One presenter, Dudley Vision Skylab — a team consisting of two determined women and one cheerful guy — noted that “Dudley Square is on the cusp of a renaissance.’ That it is. 500 employees who work at the Boston Public Schools Central Office will be moving into Dudley’s Ferdinand Building fairly soon, bringing with them spending money and an immense change of look and walk to a Square today peopled mostly by commuters passing through the Square’s vast bus station. What’s less clear is whether the spending money those 500 employees bring will attract the much larger sums of money needed to jump start the Innovation Center’s start-ups.

It really does all come down to money, and several speakers at the Forum noted that precious little gelt gets to the pockets of entrepreneurs in communities of color — as Roxbury has long been. It was also suggested, though no one chose to say it, that if entrepreneurial capital is now coming, it’s because so are Caucasian faces. At least two-thirds of the 16 presenters were Caucasian. They represent “the new Roxbury,” which is changing the area’s skin color faster than a runway model changes clothes. “The new Roxbury” has money and has access to a lot more of it. As one of the evening’s presenters of color said, “we in Roxbury can’t even afford to buy our own homes.” True : but the “new Roxbury’ can afford to, and is buying them.

I do not attribute the lack of entrepreneur capital in Roxbury today to racism. but I do attribute the neighborhood’s modest median incomes largely to it ; and the racism of that stretches back so many generations, and encompassing often inferior schools and much neglect by City Hall for decades prior to the past 15 years or so.

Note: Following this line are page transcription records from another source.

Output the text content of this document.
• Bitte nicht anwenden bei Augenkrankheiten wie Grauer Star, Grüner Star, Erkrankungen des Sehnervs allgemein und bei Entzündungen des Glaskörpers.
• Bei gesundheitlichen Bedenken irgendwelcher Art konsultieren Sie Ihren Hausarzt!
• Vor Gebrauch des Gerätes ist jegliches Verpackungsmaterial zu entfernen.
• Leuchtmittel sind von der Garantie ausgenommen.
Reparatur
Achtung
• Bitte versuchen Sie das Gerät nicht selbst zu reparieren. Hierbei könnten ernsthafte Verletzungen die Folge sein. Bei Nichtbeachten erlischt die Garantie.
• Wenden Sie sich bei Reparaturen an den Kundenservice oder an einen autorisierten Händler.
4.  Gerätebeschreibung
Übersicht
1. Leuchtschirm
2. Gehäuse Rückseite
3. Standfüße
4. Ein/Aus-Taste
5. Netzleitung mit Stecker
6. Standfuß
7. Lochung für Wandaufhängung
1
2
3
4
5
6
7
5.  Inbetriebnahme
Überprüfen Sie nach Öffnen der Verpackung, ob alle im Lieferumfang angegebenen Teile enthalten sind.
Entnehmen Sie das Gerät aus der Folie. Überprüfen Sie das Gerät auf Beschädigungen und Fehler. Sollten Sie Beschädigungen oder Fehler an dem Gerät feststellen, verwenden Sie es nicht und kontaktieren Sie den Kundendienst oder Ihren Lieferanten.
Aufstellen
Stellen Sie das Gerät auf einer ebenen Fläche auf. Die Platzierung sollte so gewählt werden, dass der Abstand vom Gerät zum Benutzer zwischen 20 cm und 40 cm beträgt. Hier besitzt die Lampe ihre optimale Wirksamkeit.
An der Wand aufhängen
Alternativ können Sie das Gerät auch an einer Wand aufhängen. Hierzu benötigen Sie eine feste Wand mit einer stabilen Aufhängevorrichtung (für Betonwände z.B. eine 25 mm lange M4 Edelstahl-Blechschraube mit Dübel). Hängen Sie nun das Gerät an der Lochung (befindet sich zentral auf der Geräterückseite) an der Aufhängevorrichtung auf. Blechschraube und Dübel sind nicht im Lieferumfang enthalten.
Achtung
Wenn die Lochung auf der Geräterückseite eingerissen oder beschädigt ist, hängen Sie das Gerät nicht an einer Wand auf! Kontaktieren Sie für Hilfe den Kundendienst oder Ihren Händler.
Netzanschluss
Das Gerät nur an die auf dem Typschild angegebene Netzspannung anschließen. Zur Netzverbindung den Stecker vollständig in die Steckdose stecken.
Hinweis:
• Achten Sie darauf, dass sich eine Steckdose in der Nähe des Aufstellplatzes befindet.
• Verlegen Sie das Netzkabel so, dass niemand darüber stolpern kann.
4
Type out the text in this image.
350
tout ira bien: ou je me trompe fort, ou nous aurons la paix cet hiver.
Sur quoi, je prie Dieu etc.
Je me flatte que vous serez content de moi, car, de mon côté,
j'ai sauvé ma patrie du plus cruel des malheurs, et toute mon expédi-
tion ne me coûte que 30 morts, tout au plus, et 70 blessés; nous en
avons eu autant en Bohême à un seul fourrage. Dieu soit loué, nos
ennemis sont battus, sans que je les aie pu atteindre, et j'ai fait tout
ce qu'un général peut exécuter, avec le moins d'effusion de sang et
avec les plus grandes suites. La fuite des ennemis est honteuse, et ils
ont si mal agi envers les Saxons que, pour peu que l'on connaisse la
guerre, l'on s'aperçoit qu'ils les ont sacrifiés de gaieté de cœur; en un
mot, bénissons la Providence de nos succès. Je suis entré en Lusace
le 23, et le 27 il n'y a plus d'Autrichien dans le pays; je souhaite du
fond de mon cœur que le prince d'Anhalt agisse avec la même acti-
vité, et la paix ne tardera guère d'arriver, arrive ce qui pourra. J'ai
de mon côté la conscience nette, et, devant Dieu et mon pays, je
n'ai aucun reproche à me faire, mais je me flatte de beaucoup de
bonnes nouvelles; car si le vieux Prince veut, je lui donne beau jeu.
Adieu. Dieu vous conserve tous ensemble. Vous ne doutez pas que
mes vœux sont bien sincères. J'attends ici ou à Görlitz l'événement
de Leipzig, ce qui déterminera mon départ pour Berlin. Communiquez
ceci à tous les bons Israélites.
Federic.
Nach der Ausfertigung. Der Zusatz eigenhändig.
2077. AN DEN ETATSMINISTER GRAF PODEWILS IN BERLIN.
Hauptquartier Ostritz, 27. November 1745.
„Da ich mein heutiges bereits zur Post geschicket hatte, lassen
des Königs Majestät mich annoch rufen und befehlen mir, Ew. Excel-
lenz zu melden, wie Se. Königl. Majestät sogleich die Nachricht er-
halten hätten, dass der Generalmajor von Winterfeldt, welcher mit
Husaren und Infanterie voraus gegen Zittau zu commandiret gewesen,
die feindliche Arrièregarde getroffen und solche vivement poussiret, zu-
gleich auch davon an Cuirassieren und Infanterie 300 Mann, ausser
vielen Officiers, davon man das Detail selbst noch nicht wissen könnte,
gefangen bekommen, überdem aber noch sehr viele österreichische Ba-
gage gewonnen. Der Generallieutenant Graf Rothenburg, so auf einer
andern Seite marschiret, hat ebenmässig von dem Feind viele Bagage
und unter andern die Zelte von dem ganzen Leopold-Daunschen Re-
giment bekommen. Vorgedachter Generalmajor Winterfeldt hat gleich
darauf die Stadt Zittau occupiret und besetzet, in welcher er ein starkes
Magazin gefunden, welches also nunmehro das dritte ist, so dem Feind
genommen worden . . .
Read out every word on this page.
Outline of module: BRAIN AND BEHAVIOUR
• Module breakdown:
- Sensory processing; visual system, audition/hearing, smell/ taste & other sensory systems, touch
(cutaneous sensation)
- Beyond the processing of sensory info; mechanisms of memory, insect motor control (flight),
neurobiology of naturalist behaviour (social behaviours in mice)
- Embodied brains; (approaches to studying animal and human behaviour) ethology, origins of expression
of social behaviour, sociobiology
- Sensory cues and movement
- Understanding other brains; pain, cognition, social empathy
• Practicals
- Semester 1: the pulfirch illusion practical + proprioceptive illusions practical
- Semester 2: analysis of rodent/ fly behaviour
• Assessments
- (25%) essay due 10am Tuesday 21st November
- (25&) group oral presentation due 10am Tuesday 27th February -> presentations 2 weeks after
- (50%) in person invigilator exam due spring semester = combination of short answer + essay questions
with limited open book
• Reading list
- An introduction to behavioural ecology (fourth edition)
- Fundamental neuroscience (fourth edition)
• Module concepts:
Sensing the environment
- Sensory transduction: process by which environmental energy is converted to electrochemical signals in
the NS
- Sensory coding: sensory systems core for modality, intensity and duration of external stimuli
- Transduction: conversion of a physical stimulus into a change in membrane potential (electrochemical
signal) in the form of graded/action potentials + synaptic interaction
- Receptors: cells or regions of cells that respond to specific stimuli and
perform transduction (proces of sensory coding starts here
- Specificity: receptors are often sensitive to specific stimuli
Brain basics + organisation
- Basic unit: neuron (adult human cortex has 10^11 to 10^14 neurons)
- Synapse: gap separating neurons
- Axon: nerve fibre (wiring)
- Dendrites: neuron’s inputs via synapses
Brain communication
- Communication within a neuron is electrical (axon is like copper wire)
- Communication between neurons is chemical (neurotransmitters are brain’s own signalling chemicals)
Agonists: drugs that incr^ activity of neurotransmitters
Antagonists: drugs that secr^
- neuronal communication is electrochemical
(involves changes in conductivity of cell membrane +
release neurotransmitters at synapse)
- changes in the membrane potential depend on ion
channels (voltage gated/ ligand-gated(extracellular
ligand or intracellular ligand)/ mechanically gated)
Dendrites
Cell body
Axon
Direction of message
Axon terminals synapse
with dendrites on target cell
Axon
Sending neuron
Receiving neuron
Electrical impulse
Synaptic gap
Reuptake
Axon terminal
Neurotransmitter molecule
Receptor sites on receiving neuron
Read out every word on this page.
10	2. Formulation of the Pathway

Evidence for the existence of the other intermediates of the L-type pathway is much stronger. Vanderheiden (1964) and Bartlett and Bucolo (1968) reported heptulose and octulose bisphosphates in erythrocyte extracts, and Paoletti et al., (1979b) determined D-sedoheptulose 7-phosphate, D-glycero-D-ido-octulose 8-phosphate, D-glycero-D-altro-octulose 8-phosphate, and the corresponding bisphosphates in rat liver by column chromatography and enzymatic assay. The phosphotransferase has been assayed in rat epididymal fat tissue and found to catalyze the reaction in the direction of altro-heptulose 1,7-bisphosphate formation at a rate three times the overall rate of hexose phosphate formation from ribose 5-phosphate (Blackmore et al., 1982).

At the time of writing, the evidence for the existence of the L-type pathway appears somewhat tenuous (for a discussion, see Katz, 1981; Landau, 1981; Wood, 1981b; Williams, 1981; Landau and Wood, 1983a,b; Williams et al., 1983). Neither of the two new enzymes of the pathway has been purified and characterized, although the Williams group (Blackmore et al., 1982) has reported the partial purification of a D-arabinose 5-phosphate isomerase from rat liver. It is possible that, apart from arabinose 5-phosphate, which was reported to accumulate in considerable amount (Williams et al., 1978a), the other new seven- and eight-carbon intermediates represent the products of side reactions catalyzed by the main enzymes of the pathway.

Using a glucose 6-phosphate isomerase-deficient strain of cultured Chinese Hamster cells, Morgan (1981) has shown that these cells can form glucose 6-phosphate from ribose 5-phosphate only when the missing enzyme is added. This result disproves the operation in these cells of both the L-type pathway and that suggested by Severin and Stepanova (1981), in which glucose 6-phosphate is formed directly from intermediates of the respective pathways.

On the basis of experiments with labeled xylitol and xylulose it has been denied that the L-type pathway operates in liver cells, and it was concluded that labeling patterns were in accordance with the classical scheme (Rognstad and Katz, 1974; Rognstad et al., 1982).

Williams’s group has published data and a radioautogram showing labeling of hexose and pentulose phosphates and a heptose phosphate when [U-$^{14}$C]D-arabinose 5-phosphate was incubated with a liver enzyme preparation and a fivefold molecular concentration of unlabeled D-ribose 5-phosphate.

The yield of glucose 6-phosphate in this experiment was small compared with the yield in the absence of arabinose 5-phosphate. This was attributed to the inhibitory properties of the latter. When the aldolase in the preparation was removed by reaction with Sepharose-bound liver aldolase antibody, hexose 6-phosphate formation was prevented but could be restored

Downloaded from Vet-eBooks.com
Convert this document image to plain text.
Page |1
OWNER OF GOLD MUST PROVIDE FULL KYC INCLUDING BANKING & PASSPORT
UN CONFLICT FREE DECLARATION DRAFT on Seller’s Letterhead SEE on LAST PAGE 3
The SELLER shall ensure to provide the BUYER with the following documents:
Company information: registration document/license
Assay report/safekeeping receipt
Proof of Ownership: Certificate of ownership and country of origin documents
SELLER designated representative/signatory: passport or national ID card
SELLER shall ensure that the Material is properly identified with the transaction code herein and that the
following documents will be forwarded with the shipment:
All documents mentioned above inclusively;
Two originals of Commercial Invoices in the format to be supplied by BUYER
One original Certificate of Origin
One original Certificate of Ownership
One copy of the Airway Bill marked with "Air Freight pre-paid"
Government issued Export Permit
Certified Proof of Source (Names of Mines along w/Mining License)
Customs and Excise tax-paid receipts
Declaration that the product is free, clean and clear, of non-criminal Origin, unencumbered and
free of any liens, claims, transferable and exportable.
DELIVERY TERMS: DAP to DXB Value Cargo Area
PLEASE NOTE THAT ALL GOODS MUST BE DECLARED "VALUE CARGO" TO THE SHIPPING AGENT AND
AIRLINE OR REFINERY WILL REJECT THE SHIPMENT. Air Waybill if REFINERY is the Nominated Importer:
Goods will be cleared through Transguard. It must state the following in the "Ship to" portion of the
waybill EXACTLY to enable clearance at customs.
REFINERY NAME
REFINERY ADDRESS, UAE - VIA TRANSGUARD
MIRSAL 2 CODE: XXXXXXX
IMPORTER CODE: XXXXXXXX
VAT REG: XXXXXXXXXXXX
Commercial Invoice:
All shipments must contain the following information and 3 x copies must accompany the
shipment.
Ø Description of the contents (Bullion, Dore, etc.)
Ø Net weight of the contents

That era is over now, in big part because Boston’s communities of color are fully engaged politically, accepted as such in every neighborhood, and hugely integrated onto the City’;s political power structure. Unhappily, it is far easier to accomplish that than to get entrepreneurial money llowing. If the Roxbury Innovation Center does in fact happen, I am betting that “the new Roxbury’ will occupy the most of it. Certainly ;last night’s lack of resident attendees gave me no reason to assume otherwise.

Mel King, now 85 years old and in physical difficulty, attended the Forum but did not speak. i wonder what he, who has devoted most of his life to empowerment of people of color, thought of what he aw and heard…

The discussion continues. Maybe in the next phase the current Roxbury community will feel hopeful about the project, decide that it can have a solid share of its space, and join the talk.